Although outsourcing can be more expensive 'per hour' you will typically receive a better, more professional service than you would get in-house for the same overall cost.
4. Equipment Costs
Another area in which you could cut costs is when buying equipment.
Often businesses will invest in unneeded kit because they believe it will help them speed up processes or serve their customers better. However, the first question to ask yourself is whether you really need new equipment or whether you could fulfil that need in some other way.
If you find that buying new equipment really is necessary then consider your options. For example, could you fulfil your needs with a used piece of equipment? Could you rent that equipment for less than it costs to buy? The goal is to achieve the same result whilst spending as little as possible on new kit.
TIP: Use financial planning to identify potential equipment needs ahead of time. This will give you the time you need to explore the various options and their cost rather than having to make and quick and uninformed purchase.
5. Cut General Costs
Bills and general costs can be a silent profit killer for small businesses. This is especially when they are set up for automatic payment.
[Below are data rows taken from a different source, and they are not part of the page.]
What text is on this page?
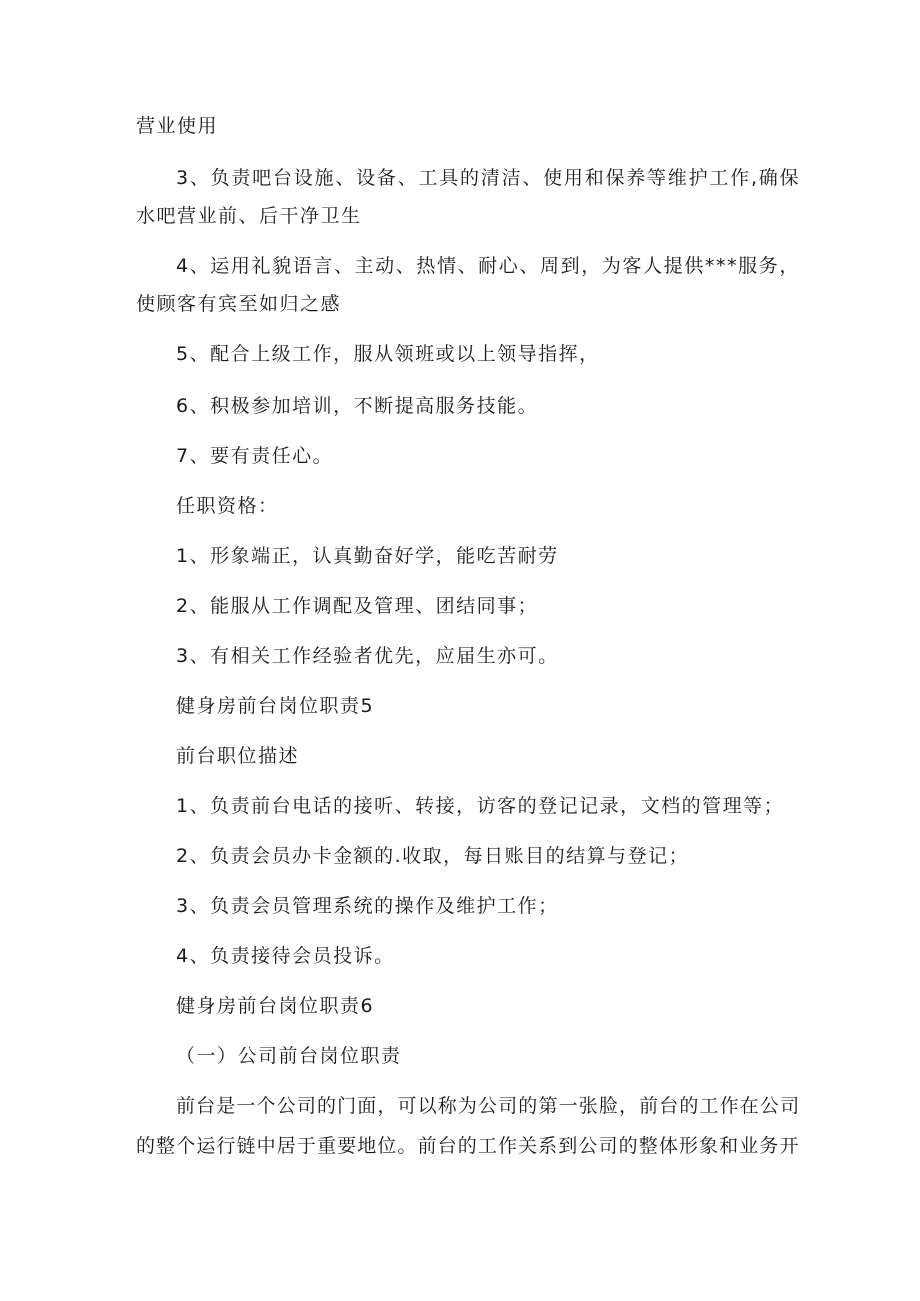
营业使用
3、负责吧台设施、设备、工具的清洁、使用和保养等维护工作,确保
水吧营业前、后干净卫生
4、运用礼貌语言、主动、热情、耐心、周到，为客人提供***服务，
使顾客有宾至如归之感
5、配合上级工作，服从领班或以上领导指挥，
6、积极参加培训，不断提高服务技能。
7、要有责任心。
任职资格：
1、形象端正，认真勤奋好学，能吃苦耐劳
2、能服从工作调配及管理、团结同事；
3、有相关工作经验者优先，应届生亦可。
健身房前台岗位职责5
前台职位描述
1、负责前台电话的接听、转接，访客的登记记录，文档的管理等；
2、负责会员办卡金额的.收取，每日账目的结算与登记；
3、负责会员管理系统的操作及维护工作；
4、负责接待会员投诉。
健身房前台岗位职责6
（一）公司前台岗位职责
前台是一个公司的门面，可以称为公司的第一张脸，前台的工作在公司
的整个运行链中居于重要地位。前台的工作关系到公司的整体形象和业务开
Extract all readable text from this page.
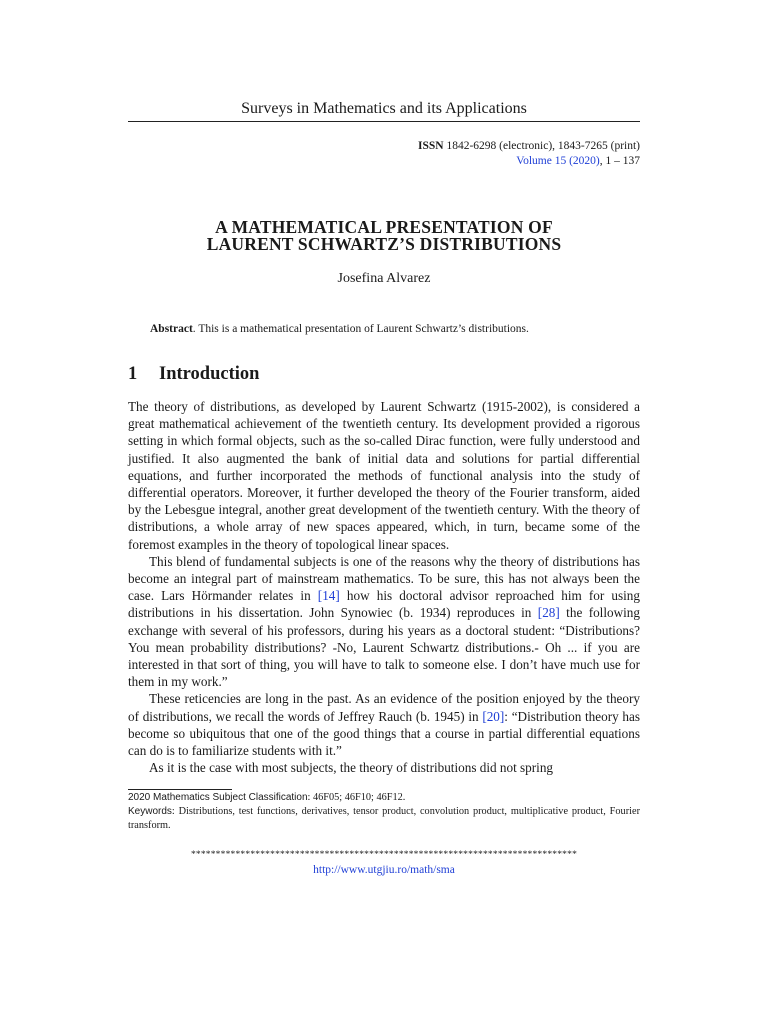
Surveys in Mathematics and its Applications
ISSN 1842-6298 (electronic), 1843-7265 (print)
Volume 15 (2020), 1 – 137
A MATHEMATICAL PRESENTATION OF
LAURENT SCHWARTZ’S DISTRIBUTIONS
Josefina Alvarez
Abstract. This is a mathematical presentation of Laurent Schwartz’s distributions.
1 Introduction

The theory of distributions, as developed by Laurent Schwartz (1915-2002), is considered a great mathematical achievement of the twentieth century. Its development provided a rigorous setting in which formal objects, such as the so-called Dirac function, were fully understood and justified. It also augmented the bank of initial data and solutions for partial differential equations, and further incorporated the methods of functional analysis into the study of differential operators. Moreover, it further developed the theory of the Fourier transform, aided by the Lebesgue integral, another great development of the twentieth century. With the theory of distributions, a whole array of new spaces appeared, which, in turn, became some of the foremost examples in the theory of topological linear spaces.

This blend of fundamental subjects is one of the reasons why the theory of distributions has become an integral part of mainstream mathematics. To be sure, this has not always been the case. Lars Hörmander relates in [14] how his doctoral advisor reproached him for using distributions in his dissertation. John Synowiec (b. 1934) reproduces in [28] the following exchange with several of his professors, during his years as a doctoral student: “Distributions? You mean probability distributions? -No, Laurent Schwartz distributions.- Oh ... if you are interested in that sort of thing, you will have to talk to someone else. I don’t have much use for them in my work.”

These reticencies are long in the past. As an evidence of the position enjoyed by the theory of distributions, we recall the words of Jeffrey Rauch (b. 1945) in [20]: “Distribution theory has become so ubiquitous that one of the good things that a course in partial differential equations can do is to familiarize students with it.”

As it is the case with most subjects, the theory of distributions did not spring

2020 Mathematics Subject Classification: 46F05; 46F10; 46F12.

Keywords: Distributions, test functions, derivatives, tensor product, convolution product, multiplicative product, Fourier transform.

******************************************************************************
http://www.utgjiu.ro/math/sma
Regularly checking whether you still need certain services or whether you can get those services cheaper is a good way to ensure you aren't paying more than you need. The exact costs you pay will depend on your business niche, but some common ones which are worth checking include:
Outsourcing (such as booking keeping)
Stationary and office equipment
Tea & coffee
Many costs such as bills will rise over time with little notice. Setting a reminder to check and compare deals at least once a year will ensure that you are always getting the most for your money.
6. Create Strategic Plans
If you’re a business in marketing or other departments, you must create strategic plans to make your work more efficient. It helps you to streamline your work and cut costs on unnecessary aspects.
Additionally, we recommend using data to create an effective strategy. If you hire a business data consultant, you can develop the most cost-effective strategy while helping your company grow.
It’s crucial to create a schedule that covers all aspects, helping you to prevent situations where you have to deal with additional costs.
Cutting Costs for Small Business: Summary
Finding smart ways to cut costs can save your business thousands of pounds over the years. Taking the time to find where your money is going will help you identify where you might be able to save.